The tool - Mutation Annotation and Genome Interpretation (Magi) - is an open-source web application that enables users to search, visualise, and annotate large public cancer genetic datasets, including data from The Cancer Genome Atlas (TCGA) project.
"Magi lets users explore these data in a regular web browser and with no computational expertise required," said Max Leiserson, lead developer of the tool.
In addition to viewing TCGA data, it also allows users to upload their own data and compare their results to those in the larger databases.
Over the last decade, researchers working with TCGA have sequenced genes from thousands of tumours and dozens of cancer types in an effort to understand which mutations contribute to the development of cancer.
At the same time, as sequencing has gotten faster and cheaper, individual researchers have begun sequencing samples from their own studies, sometimes from just a few tumours.
By uploading their data to Magi, researchers can leverage the large public datasets to help interpret their own data.
"In cancer genomes, there's real value in large sample sizes because mutations are diverse and spread all over the genome," said Ben Raphael, director of Brown's Centre for Computational and Molecular Biology.
"If I had just sequenced a few cancer genomes from my local tumour bank, one of the first things I'd want to do is compare my data to these big public datasets and look for similarities," Raphael said.
Magi has data from TCGA already loaded.
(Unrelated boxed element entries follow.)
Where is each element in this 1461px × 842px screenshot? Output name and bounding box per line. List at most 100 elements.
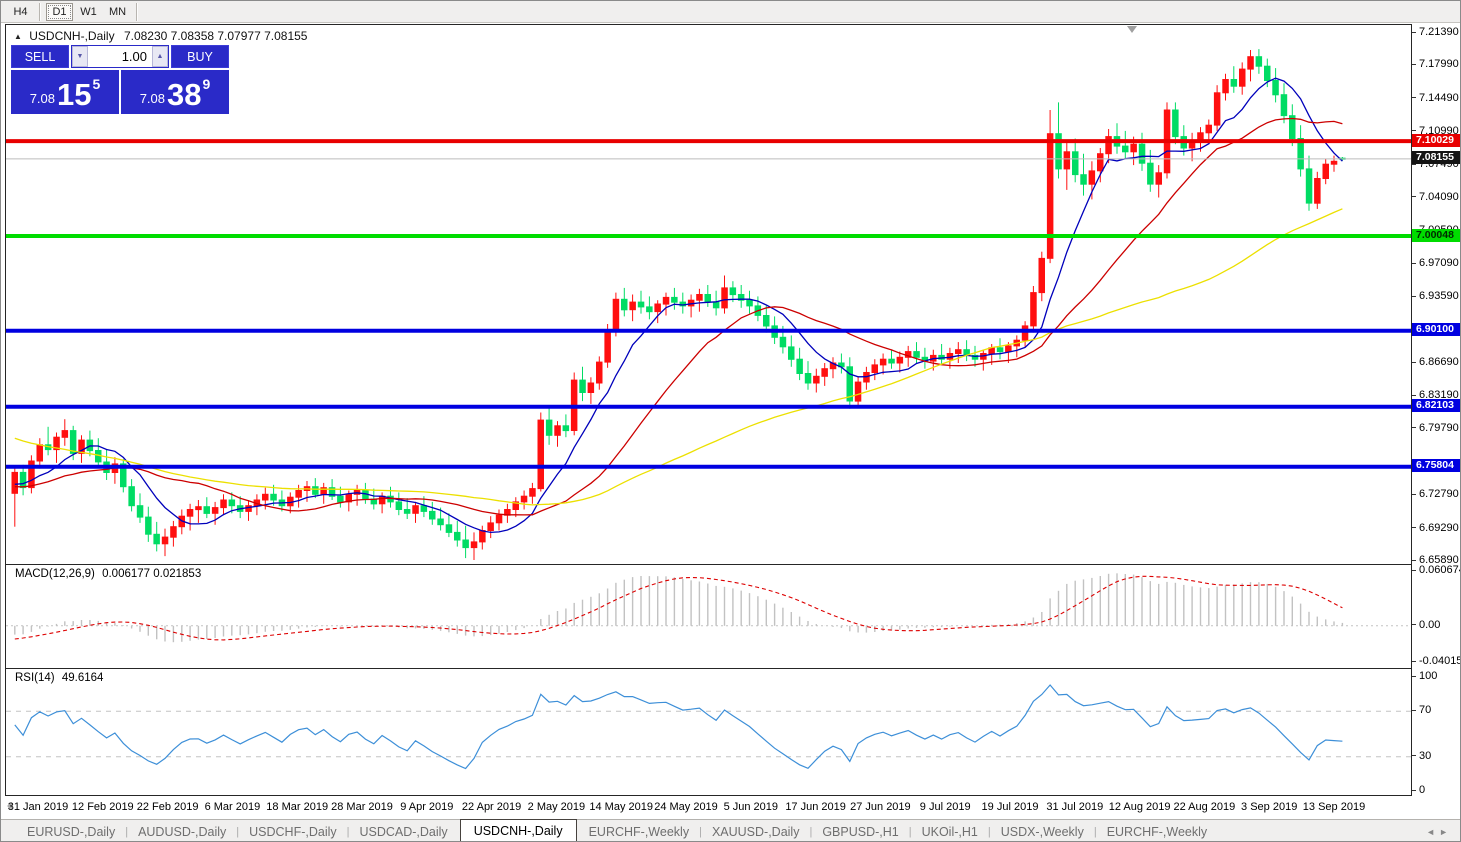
date-tick-label: 2 May 2019 — [527, 801, 586, 813]
main-chart-panel — [5, 24, 1412, 565]
axis-tick-mark — [1412, 493, 1416, 495]
tab-scroll-right-icon: ► — [1439, 827, 1452, 837]
tab-separator: | — [125, 825, 129, 838]
toolbar-separator — [39, 2, 41, 21]
macd-plot — [6, 573, 1411, 643]
price-line-label[interactable]: 7.10029 — [1412, 133, 1460, 147]
price-tick-label: 100 — [1419, 670, 1438, 682]
tab-gbpusd-h1[interactable]: GBPUSD-,H1 — [822, 824, 899, 839]
price-line-label[interactable]: 6.75804 — [1412, 459, 1460, 473]
timeframe-d1-button[interactable]: D1 — [46, 2, 73, 21]
price-tick-label: 7.14490 — [1419, 91, 1459, 104]
buy-price-big: 38 — [167, 77, 202, 112]
date-tick-label: 24 May 2019 — [654, 801, 718, 813]
timeframe-w1-button[interactable]: W1 — [80, 5, 97, 18]
date-tick-label: 22 Aug 2019 — [1173, 801, 1236, 813]
date-tick-label: 19 Jul 2019 — [981, 801, 1039, 813]
rsi-indicator-panel: RSI(14) 49.6164 — [5, 668, 1412, 796]
rsi-plot — [6, 684, 1411, 770]
axis-tick-mark — [1412, 262, 1416, 264]
tab-scroll-arrows[interactable]: ◄► — [1426, 827, 1452, 837]
date-tick-label: 9 Jul 2019 — [919, 801, 971, 813]
macd-values: 0.006177 0.021853 — [102, 568, 202, 580]
price-tick-label: 7.21390 — [1419, 26, 1459, 38]
axis-tick-mark — [1412, 427, 1416, 429]
sell-price-prefix: 7.08 — [29, 91, 56, 106]
tab-xauusd-daily[interactable]: XAUUSD-,Daily — [711, 824, 800, 839]
date-tick-label: 18 Mar 2019 — [266, 801, 329, 813]
volume-input[interactable] — [88, 46, 152, 67]
tab-separator: | — [699, 825, 702, 838]
price-line-label[interactable]: 7.00048 — [1412, 228, 1460, 242]
date-tick-label: 22 Apr 2019 — [461, 801, 522, 813]
tab-usdchf-daily[interactable]: USDCHF-,Daily — [249, 824, 337, 839]
axis-tick-mark — [1412, 559, 1416, 561]
axis-tick-mark — [1412, 63, 1416, 65]
rsi-label: RSI(14) 49.6164 — [15, 672, 104, 684]
price-tick-label: 30 — [1419, 749, 1432, 762]
price-tick-label: 70 — [1419, 704, 1432, 717]
price-tick-label: 6.79790 — [1419, 421, 1459, 434]
price-tick-label: 6.97090 — [1419, 257, 1459, 270]
volume-decrease-icon[interactable]: ▼ — [72, 46, 88, 67]
candlestick-plot — [6, 49, 1411, 560]
date-tick-label: 12 Aug 2019 — [1108, 801, 1171, 813]
date-tick-label: 14 May 2019 — [589, 801, 653, 813]
price-tick-label: 7.04090 — [1419, 190, 1459, 203]
buy-button[interactable]: BUY — [171, 45, 229, 68]
price-tick-label: 6.65890 — [1419, 554, 1459, 566]
tab-eurchf-weekly[interactable]: EURCHF-,Weekly — [588, 824, 690, 839]
date-tick-label: 31 Jul 2019 — [1046, 801, 1104, 813]
price-axis[interactable]: 7.213907.179907.144907.109907.074907.040… — [1412, 23, 1460, 819]
price-tick-label: 6.86690 — [1419, 356, 1459, 369]
tab-usdx-weekly[interactable]: USDX-,Weekly — [1000, 824, 1084, 839]
date-tick-label: 12 Feb 2019 — [71, 801, 134, 813]
axis-tick-mark — [1412, 361, 1416, 363]
price-tick-label: 6.72790 — [1419, 488, 1459, 501]
chart-symbol-label: USDCNH-,Daily — [29, 29, 115, 43]
date-tick-label: 28 Mar 2019 — [331, 801, 393, 813]
axis-tick-mark — [1412, 709, 1416, 711]
price-tick-label: 6.93590 — [1419, 290, 1459, 303]
price-line-label[interactable]: 7.08155 — [1412, 151, 1460, 165]
buy-quote-box[interactable]: 7.08 38 9 — [121, 70, 229, 114]
tab-separator: | — [809, 825, 813, 838]
tab-eurusd-daily[interactable]: EURUSD-,Daily — [27, 824, 116, 839]
axis-tick-mark — [1412, 527, 1416, 529]
price-line-label[interactable]: 6.90100 — [1412, 323, 1460, 337]
axis-tick-mark — [1412, 97, 1416, 99]
timeframe-mn-button[interactable]: MN — [108, 5, 127, 18]
tab-usdcad-daily[interactable]: USDCAD-,Daily — [359, 824, 448, 839]
axis-tick-mark — [1412, 31, 1416, 33]
tab-usdcnh-daily[interactable]: USDCNH-,Daily — [459, 819, 577, 841]
time-axis[interactable]: 31 Jan 2019 12 Feb 2019 22 Feb 2019 6 Mar 2… — [5, 796, 1412, 819]
tab-ukoil-h1[interactable]: UKOil-,H1 — [921, 824, 978, 839]
chart-ohlc-values: 7.08230 7.08358 7.07977 7.08155 — [123, 29, 308, 43]
sell-price-pip: 5 — [92, 76, 101, 92]
tab-eurchf-weekly-2[interactable]: EURCHF-,Weekly — [1106, 824, 1208, 839]
date-tick-label: 31 Jan 2019 — [7, 801, 69, 813]
axis-tick-mark — [1412, 394, 1416, 396]
timeframe-h4-button[interactable]: H4 — [13, 5, 28, 18]
rsi-value: 49.6164 — [61, 672, 104, 684]
tab-separator: | — [346, 825, 350, 838]
date-tick-label: 27 Jun 2019 — [850, 801, 911, 813]
tab-audusd-daily[interactable]: AUDUSD-,Daily — [138, 824, 227, 839]
sell-quote-box[interactable]: 7.08 15 5 — [11, 70, 119, 114]
sell-button[interactable]: SELL — [11, 45, 69, 68]
chart-shift-marker-icon — [1127, 26, 1137, 33]
axis-tick-mark — [1412, 660, 1416, 662]
price-tick-label: 0.00 — [1419, 618, 1441, 631]
price-line-label[interactable]: 6.82103 — [1412, 399, 1460, 413]
date-tick-label: 22 Feb 2019 — [136, 801, 199, 813]
macd-indicator-panel: MACD(12,26,9) 0.006177 0.021853 — [5, 564, 1412, 669]
buy-price-prefix: 7.08 — [139, 91, 166, 106]
price-tick-label: 0 — [1419, 784, 1426, 796]
toolbar-separator — [136, 2, 138, 21]
price-tick-label: 6.83190 — [1419, 389, 1459, 402]
price-tick-label: 6.69290 — [1419, 521, 1459, 534]
tab-scroll-left-icon: ◄ — [1426, 827, 1440, 837]
one-click-panel-toggle-icon[interactable]: ▲ — [14, 32, 22, 41]
date-tick-label: 17 Jun 2019 — [785, 801, 846, 813]
volume-increase-icon[interactable]: ▲ — [152, 46, 168, 67]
Users can search by cancer type, by individual genes, or by groups of genes.
The output offers several ways of visualising the search results, showing how often a given gene is mutated across samples, what types of mutations they were, and other information.
"When someone uploads data to Magi, they can use the public data to help them interpret their own dataset," Raphael said.
The lab is making Magi available for free, with the hope that many in the cancer genomics community will take advantage of it.